И она кинулась к нему на шею и потащила его за руку в хату.
— А, Остапович, Шаповаленко! — залепетали вокруг парня собеседники. — А мы вас ждали, да все думали, куда это вас занесло!
Найда от радости бегает по хате и ставит на стол миски с угощениями. Явтух, крутя усы и нахмурившись, стоит посреди хаты, не снимая шапки, и сурово поглядывает по сторонам.
— Будем вам, щебетухи, языком тарахтеть! — сказал ткач. — Садитесь вечерять.
Найда всыпала в миску вареников.
Все при этом бросили болтовню и, крестясь, сели за стол. Явтух молча сидел, сложа руки.
— А ты же что паном расселся? — спросила его с досадою Найда, видя его невежливость. — Не велика птица! Нá полотенце, да завесь свои шаровары, а то еще как раз с усов капнет!
Явтух нагнулся к столу и раскрыл рот. В ту же минуту дивные дела произошли в хате.
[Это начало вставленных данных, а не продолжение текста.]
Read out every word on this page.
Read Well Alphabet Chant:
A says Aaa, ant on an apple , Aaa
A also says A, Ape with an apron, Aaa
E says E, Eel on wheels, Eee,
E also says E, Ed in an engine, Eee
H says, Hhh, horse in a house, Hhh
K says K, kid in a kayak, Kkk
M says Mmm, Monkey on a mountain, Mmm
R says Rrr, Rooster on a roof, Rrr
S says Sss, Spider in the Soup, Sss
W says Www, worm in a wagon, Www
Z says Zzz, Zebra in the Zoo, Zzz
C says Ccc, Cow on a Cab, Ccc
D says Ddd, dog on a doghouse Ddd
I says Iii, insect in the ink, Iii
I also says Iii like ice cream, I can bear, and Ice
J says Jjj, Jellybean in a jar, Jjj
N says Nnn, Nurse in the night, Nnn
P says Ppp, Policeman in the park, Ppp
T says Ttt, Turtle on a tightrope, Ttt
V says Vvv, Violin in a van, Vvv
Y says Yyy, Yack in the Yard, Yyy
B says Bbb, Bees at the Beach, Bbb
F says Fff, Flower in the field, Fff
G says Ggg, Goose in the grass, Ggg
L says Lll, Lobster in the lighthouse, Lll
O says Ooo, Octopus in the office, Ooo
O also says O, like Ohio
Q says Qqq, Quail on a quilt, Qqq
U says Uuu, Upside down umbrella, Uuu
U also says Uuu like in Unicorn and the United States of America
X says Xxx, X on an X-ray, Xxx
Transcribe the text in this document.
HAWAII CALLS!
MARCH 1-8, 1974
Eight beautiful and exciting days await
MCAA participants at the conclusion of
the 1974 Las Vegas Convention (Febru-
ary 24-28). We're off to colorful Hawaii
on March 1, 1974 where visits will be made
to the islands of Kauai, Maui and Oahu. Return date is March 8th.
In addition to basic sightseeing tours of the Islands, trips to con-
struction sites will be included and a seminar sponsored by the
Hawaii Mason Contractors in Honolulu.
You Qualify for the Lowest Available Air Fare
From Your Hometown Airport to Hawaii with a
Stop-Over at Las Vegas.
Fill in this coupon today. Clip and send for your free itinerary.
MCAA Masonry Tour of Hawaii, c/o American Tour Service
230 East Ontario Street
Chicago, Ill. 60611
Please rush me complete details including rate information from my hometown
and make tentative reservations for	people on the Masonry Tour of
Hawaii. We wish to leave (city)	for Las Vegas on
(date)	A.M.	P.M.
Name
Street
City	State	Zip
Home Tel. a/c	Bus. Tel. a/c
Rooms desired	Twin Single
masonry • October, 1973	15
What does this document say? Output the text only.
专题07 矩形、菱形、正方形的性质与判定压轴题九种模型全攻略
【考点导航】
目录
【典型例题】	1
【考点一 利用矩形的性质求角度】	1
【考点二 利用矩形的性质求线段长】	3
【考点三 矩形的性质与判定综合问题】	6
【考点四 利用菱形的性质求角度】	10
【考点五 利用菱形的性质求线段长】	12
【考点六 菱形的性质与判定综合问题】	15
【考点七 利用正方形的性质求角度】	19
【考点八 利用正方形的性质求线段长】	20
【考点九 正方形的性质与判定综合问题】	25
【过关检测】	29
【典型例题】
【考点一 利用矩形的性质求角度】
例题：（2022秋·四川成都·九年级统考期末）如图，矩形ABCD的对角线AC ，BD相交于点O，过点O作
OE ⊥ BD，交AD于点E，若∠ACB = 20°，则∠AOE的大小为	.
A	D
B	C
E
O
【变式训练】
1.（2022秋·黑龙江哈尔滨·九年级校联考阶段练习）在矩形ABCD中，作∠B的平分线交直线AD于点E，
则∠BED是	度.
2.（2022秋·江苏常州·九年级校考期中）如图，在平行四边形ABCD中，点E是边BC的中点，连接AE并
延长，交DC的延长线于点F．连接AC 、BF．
У одного из парней в кармане были припасенные орехи и рожки; вдруг карман раскрылся, и орехи, а там и рожки, будто воробьи, стали вылетать оттуда, направляясь в рот Явтуха, который только раскусывал их. Долго никто не мог прийти в себя от изумления. «Э-ге-ге! да что же это такое?» — подумали в один раз все гости и остались неподвижными. Молчание сделалось такое, что слышно было, как муха жужжала и билась где-то под опрокинутым кувшином.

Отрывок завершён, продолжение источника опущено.